A pocos días de la primera vuelta de las elecciones presidenciales, cuatro candidatos se reparten, casi por igual, las intenciones de voto. Cada uno de estos candidatos representan cuatro opciones irreconciliables. La irrupción de los extremos, la extrema izquierda de Jean-Luc Melenchon y la extrema derecha de Marine Le Pen, ha producido una apertura del espectro de lo posible: la puesta en cuestión del liberalismo económico, la pertenencia a la OTAN o a la Unión Europea son debatidas como la política fiscal o migratoria. El mapa político se ha fracturado y con él, la posibilidad misma del consenso. Es precisamente esta enorme apertura, la que aturde a una gran parte de los electores, titubeando entre el deseo de manifestar su descontento y el miedo a perder con ello tierra firme. En otro nivel se encuentran los militantes, movidos por la necesidad de dar un puñetazo sobre la mesa, de mostrar su insatisfacción: contra la clase política, contra el orden neoliberal, contra Europa, contra el otro, que es otra manera de expresar el descontento contra sí mismo.

VOTO ÚTIL

En este contexto se hace muy complicado el voto útil: quién puede ni siquiera imaginar que los votantes del candidato de la izquierda radical, Jean-Luc Melenchon, votarán por el socio-liberal Emmanuel Macron; quién duda que una parte del electorado del conservador Fillon no se decantará, en su soledad frente a la urna, por la candidata del Frente Nacional, Marine Le Pen. Así las cosas, nada es predecible, todo imaginable.

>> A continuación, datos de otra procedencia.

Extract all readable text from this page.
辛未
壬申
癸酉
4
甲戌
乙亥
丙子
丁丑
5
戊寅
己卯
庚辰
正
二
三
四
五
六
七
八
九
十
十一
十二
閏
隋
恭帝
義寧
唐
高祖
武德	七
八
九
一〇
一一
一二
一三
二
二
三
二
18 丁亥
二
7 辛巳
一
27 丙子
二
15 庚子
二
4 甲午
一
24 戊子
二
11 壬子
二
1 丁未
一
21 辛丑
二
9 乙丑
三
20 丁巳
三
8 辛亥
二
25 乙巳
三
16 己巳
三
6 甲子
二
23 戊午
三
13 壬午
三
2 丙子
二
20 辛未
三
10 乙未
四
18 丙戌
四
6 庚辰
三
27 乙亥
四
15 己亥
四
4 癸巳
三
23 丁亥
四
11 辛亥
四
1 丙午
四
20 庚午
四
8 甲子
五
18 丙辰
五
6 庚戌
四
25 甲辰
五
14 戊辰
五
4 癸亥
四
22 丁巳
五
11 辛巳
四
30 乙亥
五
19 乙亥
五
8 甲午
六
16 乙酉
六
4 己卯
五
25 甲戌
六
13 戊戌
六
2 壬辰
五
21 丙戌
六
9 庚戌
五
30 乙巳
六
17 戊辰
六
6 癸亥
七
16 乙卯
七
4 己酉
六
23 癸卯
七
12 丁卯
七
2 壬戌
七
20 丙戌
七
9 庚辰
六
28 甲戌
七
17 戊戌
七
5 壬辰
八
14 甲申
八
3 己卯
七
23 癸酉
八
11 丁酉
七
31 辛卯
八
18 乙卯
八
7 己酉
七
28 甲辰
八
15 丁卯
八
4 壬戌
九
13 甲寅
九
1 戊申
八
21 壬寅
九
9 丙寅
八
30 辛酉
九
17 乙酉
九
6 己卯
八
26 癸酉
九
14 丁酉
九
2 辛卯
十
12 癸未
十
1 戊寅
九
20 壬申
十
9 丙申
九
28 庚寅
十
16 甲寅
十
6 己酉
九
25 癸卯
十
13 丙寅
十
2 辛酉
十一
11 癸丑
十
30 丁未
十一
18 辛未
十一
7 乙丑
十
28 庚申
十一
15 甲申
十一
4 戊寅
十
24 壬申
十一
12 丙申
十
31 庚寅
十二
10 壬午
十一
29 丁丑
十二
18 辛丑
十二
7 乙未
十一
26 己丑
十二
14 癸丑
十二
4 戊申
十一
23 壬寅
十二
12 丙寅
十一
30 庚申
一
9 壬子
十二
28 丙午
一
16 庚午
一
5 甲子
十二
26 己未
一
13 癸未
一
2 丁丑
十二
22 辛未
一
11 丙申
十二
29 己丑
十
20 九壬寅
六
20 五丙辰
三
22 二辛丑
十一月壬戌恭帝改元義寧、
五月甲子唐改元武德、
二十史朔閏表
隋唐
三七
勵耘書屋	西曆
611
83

El paisaje posterior no se dibuja mucho mejor. Estas elecciones dejarán tras de si, una izquierda fragmentada, un Partido Socialista al borde de la ruptura, una derecha dividida entre una tendencia tradicionalista y conservadora y una centrista cada vez más acentuadas, finalmente, un Frente Nacional más poderoso. La gran incógnita es cómo hará el próximo presidente para gobernar sobre estas ruinas políticas.